Generale : Per vivere davvero
mardi 13 février 2018 21:03

Per vivere davvero

È tempo di sbarazzarsi di ogni falsità e, attraverso Dio e la natura, soprattutto personale,sperimentare di nuovo tutta la verità e l’intensità religiosa e scientifica della vita

Mi trovo in un posto bellissimo. Sotto di me il lago di Garda azzurro e calmo. Sopra di me un immenso cielo terso. Sono affacciato su una roccia che strapiomba per 2.000 metri a picco sul lago. Di fronte a me, dall’altra parte del lago, svettano alte montagne di roccia imponente, fino ad arrivare alla bellezza maestosa e bianca dei ghiacciai dell’Adamello e della Presanella. Tutto intorno è silenzio e pace. Sono circondato da meravigliosi fiori e da una limpida aria, intiepidita da un bellissimo sole. Tutta questa realtà non dipende dall’uomo. 

È una realtà vera, permanente, sublime, intensa, che noi uomini possiamo vedere, contemplare, ammirare, ma mai costruire o completamente distruggere. 

Ma, se non possiamo costruire o completamente distruggere tutta questa meravigliosa natura, come mai nei secoli abbiamo così sfacciatamente preteso di “costruire” le persone e sovrapporci ad esse con guerre, micidiali violenze culturali e legali, fino ad arrivare a leggi che permettono l’aborto o la clonazione?

Il contenuto vivo della persona di un bambino non ha forse delle qualità superiori a tutta questa natura che mi circonda? Perché queste qualità antropologiche e religiose, uniche e irripetibili di ogni bambino e di ogni persona, sono spesso così poco viste, rispettate, tutelate e sostenute sia dalle persone di scienza che dalle persone di religione?

Possono la scienza o la religione dirsi tali quando non colgono, non rispettano e non amano le energie naturali create da Dio in ogni persona?

Può la persona stessa, con la sua coscienza, non rispettare la sua natura, fondamentalmente inconscia e religiosa perché creata e sostenuta sempre da Dio come oggi risulta anche dalle scoperte della fisica?

Generale : Lontani da Dio e dalla natura: perché?
mardi 30 janvier 2018 02:32

Lontani da Dio e dalla natura: perché?

Perché nel nostro tempo ha tanto potuto prevalere un’antropologia slegata dalla natura e da Dio?

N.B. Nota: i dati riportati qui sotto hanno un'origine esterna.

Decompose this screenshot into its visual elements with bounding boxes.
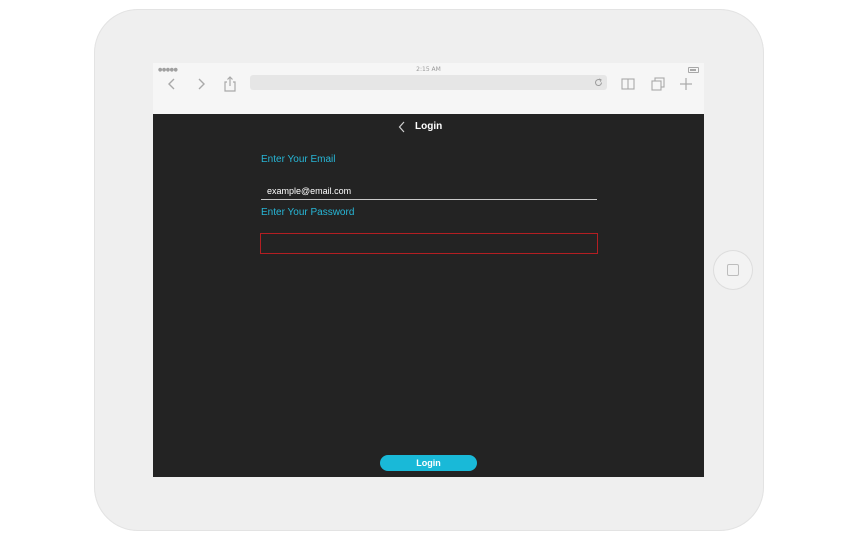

E' troppo semplice constatare il male che producono il razionalismo, l’illuminismo, il comunismo, il materialismo. Sappiamo quanto male hanno fatto le rivoluzioni. Quanto male, però, hanno fatto anche le restaurazioni di culture e di regimi precedenti a quelle stesse insurrezioni: nessun potere rivoluzionario o non rivoluzionario è superiore alla vita. Nessuna legge, nessuna cultura, può travolgere impunemente la natura della vita. 

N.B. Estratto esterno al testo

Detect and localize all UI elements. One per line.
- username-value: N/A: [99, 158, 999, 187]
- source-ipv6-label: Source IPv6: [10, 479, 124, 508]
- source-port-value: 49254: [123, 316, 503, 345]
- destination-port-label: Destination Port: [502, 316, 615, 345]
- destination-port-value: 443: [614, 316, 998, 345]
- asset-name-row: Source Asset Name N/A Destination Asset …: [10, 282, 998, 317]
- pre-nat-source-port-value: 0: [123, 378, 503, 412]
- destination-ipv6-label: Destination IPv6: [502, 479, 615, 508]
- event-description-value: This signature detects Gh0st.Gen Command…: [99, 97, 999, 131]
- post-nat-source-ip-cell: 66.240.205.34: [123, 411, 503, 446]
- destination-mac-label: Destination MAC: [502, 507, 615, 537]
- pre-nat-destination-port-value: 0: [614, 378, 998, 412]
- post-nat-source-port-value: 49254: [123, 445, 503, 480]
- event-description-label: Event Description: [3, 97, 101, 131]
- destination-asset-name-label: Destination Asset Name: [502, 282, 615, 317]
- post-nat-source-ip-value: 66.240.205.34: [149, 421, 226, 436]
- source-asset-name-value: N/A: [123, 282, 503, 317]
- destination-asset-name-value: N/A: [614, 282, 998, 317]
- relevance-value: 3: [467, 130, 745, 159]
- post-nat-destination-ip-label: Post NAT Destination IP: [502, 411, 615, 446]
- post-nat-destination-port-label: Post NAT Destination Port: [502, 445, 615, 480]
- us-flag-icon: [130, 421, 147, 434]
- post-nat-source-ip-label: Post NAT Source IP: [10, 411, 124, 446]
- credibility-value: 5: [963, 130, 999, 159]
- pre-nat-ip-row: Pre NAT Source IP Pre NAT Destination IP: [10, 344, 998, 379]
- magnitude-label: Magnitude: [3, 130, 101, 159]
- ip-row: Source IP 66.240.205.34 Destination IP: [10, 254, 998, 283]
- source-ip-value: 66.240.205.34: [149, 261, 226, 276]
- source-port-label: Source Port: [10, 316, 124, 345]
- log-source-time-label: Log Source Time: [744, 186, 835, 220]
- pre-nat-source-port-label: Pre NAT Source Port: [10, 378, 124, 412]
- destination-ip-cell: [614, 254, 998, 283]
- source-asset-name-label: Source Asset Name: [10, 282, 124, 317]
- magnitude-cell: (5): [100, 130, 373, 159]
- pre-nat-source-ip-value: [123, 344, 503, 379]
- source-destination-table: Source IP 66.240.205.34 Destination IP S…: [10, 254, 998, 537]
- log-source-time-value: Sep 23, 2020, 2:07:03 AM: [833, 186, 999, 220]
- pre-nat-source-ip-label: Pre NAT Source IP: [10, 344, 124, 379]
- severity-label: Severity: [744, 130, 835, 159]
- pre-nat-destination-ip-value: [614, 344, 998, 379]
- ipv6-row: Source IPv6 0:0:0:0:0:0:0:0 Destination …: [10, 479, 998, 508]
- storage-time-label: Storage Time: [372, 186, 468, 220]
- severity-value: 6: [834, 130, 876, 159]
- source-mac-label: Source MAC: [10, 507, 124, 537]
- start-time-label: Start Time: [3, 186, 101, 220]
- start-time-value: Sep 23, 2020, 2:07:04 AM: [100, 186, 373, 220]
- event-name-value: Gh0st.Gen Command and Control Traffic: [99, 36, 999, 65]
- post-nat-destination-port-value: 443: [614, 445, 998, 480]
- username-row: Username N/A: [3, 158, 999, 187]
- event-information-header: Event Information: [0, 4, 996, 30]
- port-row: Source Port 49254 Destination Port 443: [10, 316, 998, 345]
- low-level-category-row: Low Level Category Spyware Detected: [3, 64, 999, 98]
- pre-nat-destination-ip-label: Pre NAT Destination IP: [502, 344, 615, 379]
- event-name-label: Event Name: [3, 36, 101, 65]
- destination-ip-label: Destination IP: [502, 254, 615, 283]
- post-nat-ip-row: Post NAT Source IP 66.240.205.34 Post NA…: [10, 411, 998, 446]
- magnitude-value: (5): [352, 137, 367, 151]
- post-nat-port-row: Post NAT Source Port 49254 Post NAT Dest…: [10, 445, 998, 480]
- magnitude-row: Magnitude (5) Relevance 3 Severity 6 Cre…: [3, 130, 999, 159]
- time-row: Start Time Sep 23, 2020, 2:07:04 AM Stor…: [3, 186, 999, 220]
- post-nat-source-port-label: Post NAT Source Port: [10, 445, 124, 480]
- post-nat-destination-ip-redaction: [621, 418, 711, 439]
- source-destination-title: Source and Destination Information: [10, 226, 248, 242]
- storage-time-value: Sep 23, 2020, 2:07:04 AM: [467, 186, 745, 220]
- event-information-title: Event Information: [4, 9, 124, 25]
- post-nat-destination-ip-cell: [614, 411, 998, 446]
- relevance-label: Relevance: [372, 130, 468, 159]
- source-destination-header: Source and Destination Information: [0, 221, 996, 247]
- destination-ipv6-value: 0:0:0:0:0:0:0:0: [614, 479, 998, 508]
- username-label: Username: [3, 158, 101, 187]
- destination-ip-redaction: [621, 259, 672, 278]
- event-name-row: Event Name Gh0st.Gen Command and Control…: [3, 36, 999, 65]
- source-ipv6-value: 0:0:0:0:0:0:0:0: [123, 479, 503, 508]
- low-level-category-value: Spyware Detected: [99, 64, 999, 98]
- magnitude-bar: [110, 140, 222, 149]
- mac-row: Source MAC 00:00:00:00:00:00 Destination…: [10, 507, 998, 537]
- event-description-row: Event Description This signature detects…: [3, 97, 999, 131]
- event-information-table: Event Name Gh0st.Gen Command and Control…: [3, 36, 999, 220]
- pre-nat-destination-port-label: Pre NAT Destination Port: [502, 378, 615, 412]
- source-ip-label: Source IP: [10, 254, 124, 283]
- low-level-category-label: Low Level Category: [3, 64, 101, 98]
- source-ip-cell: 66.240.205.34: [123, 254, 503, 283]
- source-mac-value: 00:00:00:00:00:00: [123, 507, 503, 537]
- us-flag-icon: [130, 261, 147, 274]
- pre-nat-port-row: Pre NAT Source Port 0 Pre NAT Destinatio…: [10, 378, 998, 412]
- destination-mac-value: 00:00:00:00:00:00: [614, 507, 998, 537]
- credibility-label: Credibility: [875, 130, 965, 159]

La vita è come è, non dipende dai poteri, dalle leggi o dalle riduzioni culturali. Dio l’ha creata non come noi crediamo o pensiamo. Ciò che crediamo o pensiamo non si può contrapporre a ciò che la vita è. Essa ha intrinsecamente un ordine naturale prestabilito, fondamentalmente sempre esistente in ogni essere, anche nell’uomo. Purtroppo, quasi mai si è creduto che il potere, la legge, la cultura corrente dovessero essere in servizio della verità e della vita. 

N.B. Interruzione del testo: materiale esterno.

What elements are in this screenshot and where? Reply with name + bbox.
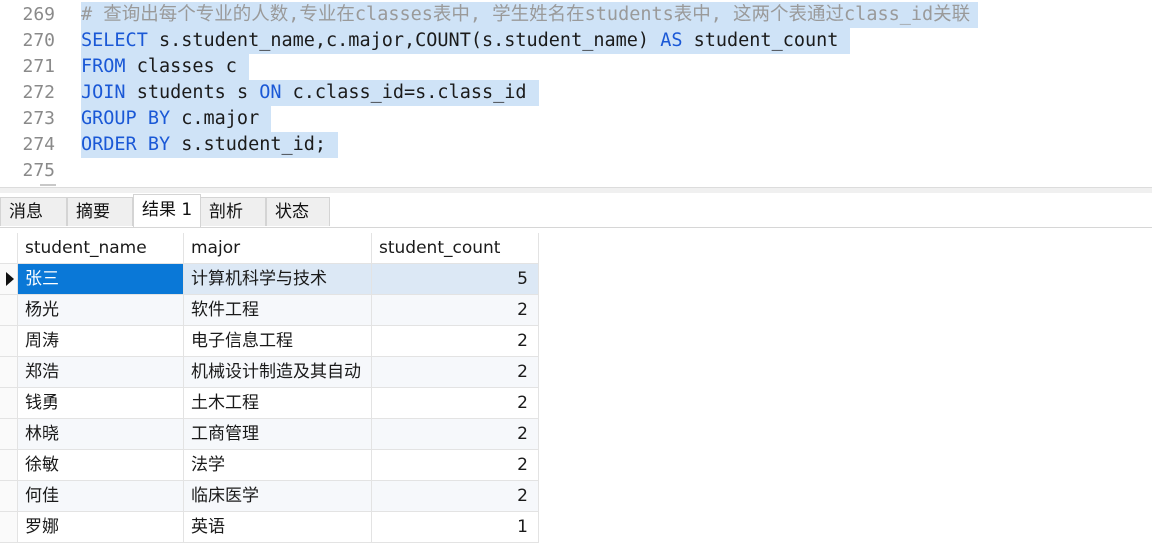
- editor-line: 271 FROM classes c: [0, 54, 1152, 80]
- sql-text: c.major: [170, 108, 260, 129]
- sql-code[interactable]: SELECT s.student_name,c.major,COUNT(s.st…: [81, 28, 851, 54]
- row-indicator[interactable]: [0, 295, 18, 326]
- sql-keyword: ORDER BY: [81, 134, 171, 155]
- line-number: 275: [22, 160, 55, 181]
- editor-line: 270 SELECT s.student_name,c.major,COUNT(…: [0, 28, 1152, 54]
- sql-code[interactable]: JOIN students s ON c.class_id=s.class_id: [81, 80, 539, 106]
- sql-keyword: AS: [660, 30, 683, 51]
- row-indicator[interactable]: [0, 357, 18, 388]
- cell-student-name[interactable]: 钱勇: [18, 388, 184, 419]
- sql-code[interactable]: FROM classes c: [81, 54, 249, 80]
- current-row-arrow-icon: [6, 272, 14, 286]
- cell-major[interactable]: 法学: [184, 450, 372, 481]
- tab-messages[interactable]: 消息: [0, 197, 67, 226]
- cell-student-count[interactable]: 2: [372, 481, 539, 512]
- tab-label: 剖析: [209, 202, 243, 222]
- row-indicator-header: [0, 233, 18, 264]
- tab-summary[interactable]: 摘要: [67, 197, 133, 226]
- tab-label: 摘要: [76, 202, 110, 222]
- column-header-student-count[interactable]: student_count: [372, 233, 539, 264]
- result-tabs: 消息 摘要 结果 1 剖析 状态: [0, 193, 1152, 228]
- sql-keyword: FROM: [81, 56, 126, 77]
- editor-line: 275: [0, 158, 1152, 184]
- cell-student-name[interactable]: 杨光: [18, 295, 184, 326]
- sql-keyword: GROUP BY: [81, 108, 171, 129]
- row-indicator[interactable]: [0, 512, 18, 543]
- cell-major[interactable]: 机械设计制造及其自动: [184, 357, 372, 388]
- sql-text: s.student_name,c.major,COUNT(s.student_n…: [147, 30, 661, 51]
- sql-keyword: JOIN: [81, 82, 126, 103]
- editor-line: 274 ORDER BY s.student_id;: [0, 132, 1152, 158]
- cell-major[interactable]: 工商管理: [184, 419, 372, 450]
- sql-text: s.student_id;: [170, 134, 327, 155]
- cell-major[interactable]: 计算机科学与技术: [184, 264, 372, 295]
- cell-major[interactable]: 电子信息工程: [184, 326, 372, 357]
- sql-code[interactable]: GROUP BY c.major: [81, 106, 272, 132]
- cell-student-count[interactable]: 2: [372, 326, 539, 357]
- sql-text: students s: [125, 82, 260, 103]
- cell-student-count[interactable]: 2: [372, 295, 539, 326]
- row-indicator[interactable]: [0, 388, 18, 419]
- line-number: 270: [22, 30, 55, 51]
- line-number: 272: [22, 82, 55, 103]
- next-line-number-fragment: [40, 184, 56, 186]
- cell-student-count[interactable]: 1: [372, 512, 539, 543]
- tab-result-1[interactable]: 结果 1: [133, 194, 201, 227]
- row-indicator[interactable]: [0, 264, 18, 295]
- cell-major[interactable]: 土木工程: [184, 388, 372, 419]
- row-indicator[interactable]: [0, 326, 18, 357]
- cell-major[interactable]: 英语: [184, 512, 372, 543]
- line-number: 269: [22, 4, 55, 25]
- cell-student-name[interactable]: 周涛: [18, 326, 184, 357]
- sql-editor[interactable]: 269 # 查询出每个专业的人数,专业在classes表中, 学生姓名在stud…: [0, 0, 1152, 186]
- tab-profile[interactable]: 剖析: [200, 197, 266, 226]
- tab-label: 状态: [275, 202, 309, 222]
- cell-student-count[interactable]: 2: [372, 450, 539, 481]
- editor-line: 273 GROUP BY c.major: [0, 106, 1152, 132]
- sql-keyword: ON: [259, 82, 282, 103]
- tab-label: 结果 1: [142, 200, 193, 220]
- sql-text: c.class_id=s.class_id: [281, 82, 527, 103]
- sql-keyword: SELECT: [81, 30, 148, 51]
- cell-student-name[interactable]: 林晓: [18, 419, 184, 450]
- cell-major[interactable]: 软件工程: [184, 295, 372, 326]
- sql-code[interactable]: ORDER BY s.student_id;: [81, 132, 339, 158]
- line-number: 274: [22, 134, 55, 155]
- line-number: 271: [22, 56, 55, 77]
- tab-label: 消息: [9, 202, 43, 222]
- row-indicator[interactable]: [0, 481, 18, 512]
- cell-student-name[interactable]: 何佳: [18, 481, 184, 512]
- cell-major[interactable]: 临床医学: [184, 481, 372, 512]
- cell-student-name[interactable]: 张三: [18, 264, 184, 295]
- row-indicator[interactable]: [0, 419, 18, 450]
- row-indicator[interactable]: [0, 450, 18, 481]
- column-header-student-name[interactable]: student_name: [18, 233, 184, 264]
- sql-text: student_count: [682, 30, 839, 51]
- cell-student-count[interactable]: 2: [372, 388, 539, 419]
- cell-student-name[interactable]: 徐敏: [18, 450, 184, 481]
- cell-student-name[interactable]: 罗娜: [18, 512, 184, 543]
- cell-student-count[interactable]: 2: [372, 357, 539, 388]
- tab-status[interactable]: 状态: [266, 197, 330, 226]
- line-number: 273: [22, 108, 55, 129]
- cell-student-name[interactable]: 郑浩: [18, 357, 184, 388]
- sql-comment[interactable]: # 查询出每个专业的人数,专业在classes表中, 学生姓名在students…: [81, 2, 979, 28]
- cell-student-count[interactable]: 2: [372, 419, 539, 450]
- sql-text: classes c: [125, 56, 237, 77]
- column-header-major[interactable]: major: [184, 233, 372, 264]
- editor-line: 269 # 查询出每个专业的人数,专业在classes表中, 学生姓名在stud…: [0, 2, 1152, 28]
- cell-student-count[interactable]: 5: [372, 264, 539, 295]
- editor-line: 272 JOIN students s ON c.class_id=s.clas…: [0, 80, 1152, 106]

La vita doveva essere al loro servizio e non viceversa! Si può immaginare pertanto come sia stato consequenziale, con siffatti fondamenti antropologici sostitutivi di Dio e della natura, incorrere in tutti i massacri di vita, di cui tutta la storia è pienamente testimone. Nessuno si può sostituire a Dio ed alle energie interiori che ogni persona possiede. Nemmeno la coscienza personale può minimamente ed impunemente travolgere tutta l’immensità e la densità della natura propria, che è insita in ogni individuo. E tale natura, per il 90%, è posta in forze inconsce e religiose. Pensiamo poi a quale aberrazione si compie quando questa natura personale inconscia viene travolta da un’altra persona, dalla legge, da qualsiasi altra istituzione. 

È tempo che tutti ci poniamo davanti alla realtà della vita, specie della vita personale, con molta e molta più umiltà e verità. Per questo la vera cultura è solo quella che è in pieno e totale servizio a tutta la verità della vita.